As summarized here, astrocytes play an important role in Ca²⁺ homeostasis and neuronal plasticity in the brain, and their expression of L-type voltage-gated Ca²⁺ channels highlight them as a non-neuronal target of interest in Ca_V1.3-targeted gene therapy. Considering the interplay between astrocytes and neurons in the context of Ca²⁺ homeostasis, as well as the role of Ca²⁺ dysfunction in aging and neurodegeneration, we posit that the entire striatal environment may impact the efficacy of gene therapy interventions for LID, and individual variations in the aging brain may underlie treatment success or failure.

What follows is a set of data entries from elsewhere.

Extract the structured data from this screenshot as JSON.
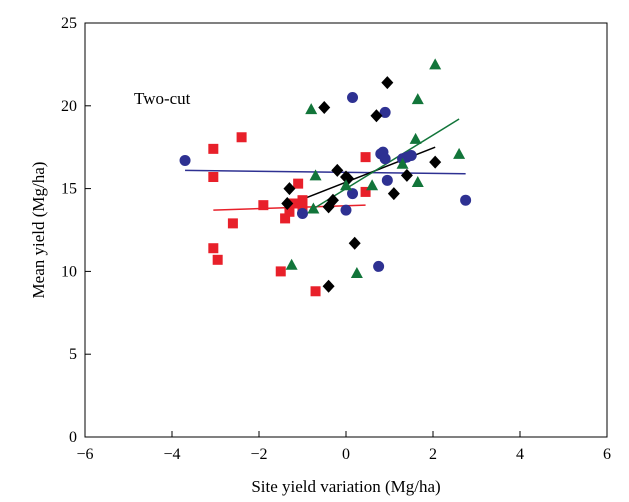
{
  "chart_data": {
    "type": "scatter",
    "title": "",
    "annotation": "Two-cut",
    "xlabel": "Site yield variation (Mg/ha)",
    "ylabel": "Mean yield (Mg/ha)",
    "xlim": [
      -6,
      6
    ],
    "ylim": [
      0,
      25
    ],
    "xticks": [
      "−6",
      "−4",
      "−2",
      "0",
      "2",
      "4",
      "6"
    ],
    "yticks": [
      "0",
      "5",
      "10",
      "15",
      "20",
      "25"
    ],
    "grid": false,
    "legend": "none",
    "series": [
      {
        "marker": "square",
        "color": "#e8202a",
        "points": [
          [
            -3.05,
            17.4
          ],
          [
            -3.05,
            15.7
          ],
          [
            -2.4,
            18.1
          ],
          [
            -3.05,
            11.4
          ],
          [
            -2.95,
            10.7
          ],
          [
            -2.6,
            12.9
          ],
          [
            -1.9,
            14.0
          ],
          [
            -1.5,
            10.0
          ],
          [
            -1.4,
            13.2
          ],
          [
            -1.3,
            13.6
          ],
          [
            -1.2,
            14.1
          ],
          [
            -1.1,
            15.3
          ],
          [
            -1.0,
            14.3
          ],
          [
            -1.0,
            13.8
          ],
          [
            -0.7,
            8.8
          ],
          [
            0.45,
            16.9
          ],
          [
            0.45,
            14.8
          ]
        ],
        "trend": [
          [
            -3.05,
            13.7
          ],
          [
            0.45,
            14.0
          ]
        ]
      },
      {
        "marker": "circle",
        "color": "#2e3192",
        "points": [
          [
            -3.7,
            16.7
          ],
          [
            -1.0,
            13.5
          ],
          [
            0.0,
            13.7
          ],
          [
            0.15,
            14.7
          ],
          [
            0.15,
            20.5
          ],
          [
            0.75,
            10.3
          ],
          [
            0.8,
            17.1
          ],
          [
            0.85,
            17.2
          ],
          [
            0.9,
            19.6
          ],
          [
            0.9,
            16.8
          ],
          [
            0.95,
            15.5
          ],
          [
            1.3,
            16.8
          ],
          [
            1.4,
            16.9
          ],
          [
            1.5,
            17.0
          ],
          [
            2.75,
            14.3
          ]
        ],
        "trend": [
          [
            -3.7,
            16.1
          ],
          [
            2.75,
            15.9
          ]
        ]
      },
      {
        "marker": "diamond",
        "color": "#000000",
        "points": [
          [
            -1.3,
            15.0
          ],
          [
            -1.35,
            14.1
          ],
          [
            -0.5,
            19.9
          ],
          [
            -0.4,
            9.1
          ],
          [
            -0.4,
            13.9
          ],
          [
            -0.3,
            14.3
          ],
          [
            -0.2,
            16.1
          ],
          [
            0.0,
            15.7
          ],
          [
            0.05,
            15.6
          ],
          [
            0.2,
            11.7
          ],
          [
            0.7,
            19.4
          ],
          [
            0.95,
            21.4
          ],
          [
            1.1,
            14.7
          ],
          [
            1.4,
            15.8
          ],
          [
            2.05,
            16.6
          ]
        ],
        "trend": [
          [
            -1.35,
            14.0
          ],
          [
            2.05,
            17.5
          ]
        ]
      },
      {
        "marker": "triangle",
        "color": "#12753a",
        "points": [
          [
            -0.8,
            19.8
          ],
          [
            -0.7,
            15.8
          ],
          [
            -0.75,
            13.8
          ],
          [
            -1.25,
            10.4
          ],
          [
            0.0,
            15.2
          ],
          [
            0.25,
            9.9
          ],
          [
            0.6,
            15.2
          ],
          [
            1.3,
            16.5
          ],
          [
            1.6,
            18.0
          ],
          [
            1.65,
            20.4
          ],
          [
            1.65,
            15.4
          ],
          [
            2.05,
            22.5
          ],
          [
            2.6,
            17.1
          ]
        ],
        "trend": [
          [
            -0.8,
            13.7
          ],
          [
            2.6,
            19.2
          ]
        ]
      }
    ]
  }
}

5. Conclusion and future directions

Gene therapy-mediated regulation of Ca_V1.3 in the parkinsonian striatum is a powerful antidyskinetic tool, capable of providing protection against LID escalation in the presence of chronic, high-dose levodopa. The superior Ca_V1.3 target engagement provided by a spatially directed gene therapy approach remains an essential characteristic of successful intervention. In STEADY-PD III, a clinical trial employing isradipine in a PD neuroprotection paradigm, it is speculated that a lack of adequate Ca_V1.3 target engagement with clinically tolerated doses of isradipine may be responsible for the negative trial outcome (Grp, 2020; Maiti and Perlmutter, 2020). Additionally, pharmacological dosing of isradipine (Schuster et al., 2009) and nimodipine (Soderstrom et al., 2010) produced only modest and/or transient protection against LID in parkinsonian rats. As Ca_V1.3 channel modulation is considered for clinical applications, including neuroprotection and levodopa side-effect management, we posit that a gene therapy approach provides superior target engagement and circumvention of potential off-target side effects associated with dihydropyridines. Gene therapy-mediated regulation of striatal Ca_V1.3 provides some of the most profound antidyskinetic benefit reported to date (Steece-Collier et al., 2019), though additional studies are needed to understand why some aged subjects respond positively to this approach and others do not. Inclusion of advanced age and sex as covariates in the current preclinical study resulted in greater variability in therapeutic outcomes, a challenge that is a hallmark of clinical PD pharmacotherapies (e.g. (Hauser et al., 2009; Fischer et al., 2020; Sortwell et al., 2022)) and experimental therapeutics (Collier et al., 2019). As the next step in understanding the capacity and limitations of Ca_V1.3 gene therapy for the abatement of LID, translational studies incorporating non-human primates are warranted.

Data availability

Data will be made available on request.